Choć domu nie udało się sprzedać, los w końcu uśmiechnął się do rodziny Broaddus. W 2017 roku znaleźli najemców, którzy zdecydowali się zamieszkać w domu przy 657 Boulevard. Zaledwie dwa tygodnie później nowy lokator wręczył Derekowi kopertę ze znajomym pismem. "Obserwator" nie tylko wiedział o planach zburzenia domu, ale przekonywał też, że to on stoi za odmową komisji. Groził, że się zemści.

Może wypadek samochodowy. Może pożar. Może coś tak zwykłego, jak łagodna choroba, która nigdy nie przechodzi, ale sprawia, że cały czas czujesz się źle. (...) Bliscy umierają nagle. Samoloty, samochody i rowery się rozbijają. Kości się łamią

"Obserwator" ujawnił też szczegóły przeprowadzki nowych lokatorów i informacje dotyczące domu, które pozwoliły ustalić policji, że obserwuje 657 Boulevard z odległości nie dalszej niż ok. 300 metrów. Więcej poszlak nadal nie było, a podejrzana mogła być właściwie każda osoba mieszkająca w okolicy.

Broaddusowie uwolnieni od koszmaru i przełom w sprawie

Wiadomość z 2017 roku to ostatni list, który Maria i Derek otrzymali od "Obserwatora". Z racji tego, że sprawa od tego czasu przycichła, dwa lata później udało im się sprzedać feralną posiadłość. Stalker jak dotąd nie wysłał żadnej korespondencji do nowych właścicieli 657 Boulevard. Zostawił też w spokoju Broaddusów, którzy osiedlili się w innej części Westfield.

Kontynuująca śledztwo policja pobrała próbki śliny od osób zamieszkujących w pobliżu 657 Boulevard. Dwie osoby odmówiły poddania się badaniu, w tym jedna, którą określono jako "bardzo bliskiego sąsiada". Nie ujawniono jednak jej personaliów.
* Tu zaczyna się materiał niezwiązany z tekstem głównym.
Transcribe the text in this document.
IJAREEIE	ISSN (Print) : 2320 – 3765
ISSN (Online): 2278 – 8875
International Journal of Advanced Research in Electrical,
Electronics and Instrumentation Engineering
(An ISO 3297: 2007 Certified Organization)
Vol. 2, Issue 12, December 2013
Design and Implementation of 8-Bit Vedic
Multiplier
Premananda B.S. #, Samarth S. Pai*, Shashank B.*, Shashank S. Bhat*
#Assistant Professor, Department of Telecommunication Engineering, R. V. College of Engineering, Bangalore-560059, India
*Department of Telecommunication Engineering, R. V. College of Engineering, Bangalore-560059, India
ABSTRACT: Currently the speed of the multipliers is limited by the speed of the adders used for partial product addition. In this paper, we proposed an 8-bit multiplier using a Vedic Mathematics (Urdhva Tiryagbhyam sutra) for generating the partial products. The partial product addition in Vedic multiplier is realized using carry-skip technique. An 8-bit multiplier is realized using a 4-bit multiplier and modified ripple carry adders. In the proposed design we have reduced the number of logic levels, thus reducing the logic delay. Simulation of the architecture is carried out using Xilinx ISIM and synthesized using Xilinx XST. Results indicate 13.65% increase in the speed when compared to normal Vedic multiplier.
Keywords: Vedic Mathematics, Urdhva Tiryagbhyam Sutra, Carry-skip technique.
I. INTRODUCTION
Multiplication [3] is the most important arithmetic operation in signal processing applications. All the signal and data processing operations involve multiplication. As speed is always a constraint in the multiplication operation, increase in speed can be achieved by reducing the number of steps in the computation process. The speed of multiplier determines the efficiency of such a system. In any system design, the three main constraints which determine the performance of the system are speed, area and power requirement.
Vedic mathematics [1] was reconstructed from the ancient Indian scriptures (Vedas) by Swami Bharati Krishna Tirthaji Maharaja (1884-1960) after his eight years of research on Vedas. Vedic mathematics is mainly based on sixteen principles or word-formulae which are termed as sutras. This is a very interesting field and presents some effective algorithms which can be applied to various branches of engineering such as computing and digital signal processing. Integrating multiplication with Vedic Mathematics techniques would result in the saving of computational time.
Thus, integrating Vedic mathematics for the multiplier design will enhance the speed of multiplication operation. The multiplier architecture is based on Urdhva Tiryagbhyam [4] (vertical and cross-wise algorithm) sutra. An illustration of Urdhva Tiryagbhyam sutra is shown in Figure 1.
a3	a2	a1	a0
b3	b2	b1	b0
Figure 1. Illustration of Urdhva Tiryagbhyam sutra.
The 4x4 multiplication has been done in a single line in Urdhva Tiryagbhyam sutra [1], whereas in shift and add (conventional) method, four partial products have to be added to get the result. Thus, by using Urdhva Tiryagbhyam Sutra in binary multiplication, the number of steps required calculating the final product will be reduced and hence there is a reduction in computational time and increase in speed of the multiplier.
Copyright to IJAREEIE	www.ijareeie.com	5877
Jedna z teorii dotyczących tożsamości "Obserwatora" wskazuje na mieszkającego nieopodal nauczyciela języka angielskiego, który przeszedł na emeryturę latem 2014 roku, gdy Broaddusowie otrzymali pierwszy list. Jego byli uczniowie wspominali, że mężczyzna chwalił się pisaniem listów zaadresowanych do domu w Westfield, gdzie dorastał. On sam zaprzeczał, jakoby miał cokolwiek wspólnego z koszmarem przy 657 Boulevard, a zagadka "Obserwatora" do dziś pozostaje nierozwiązana.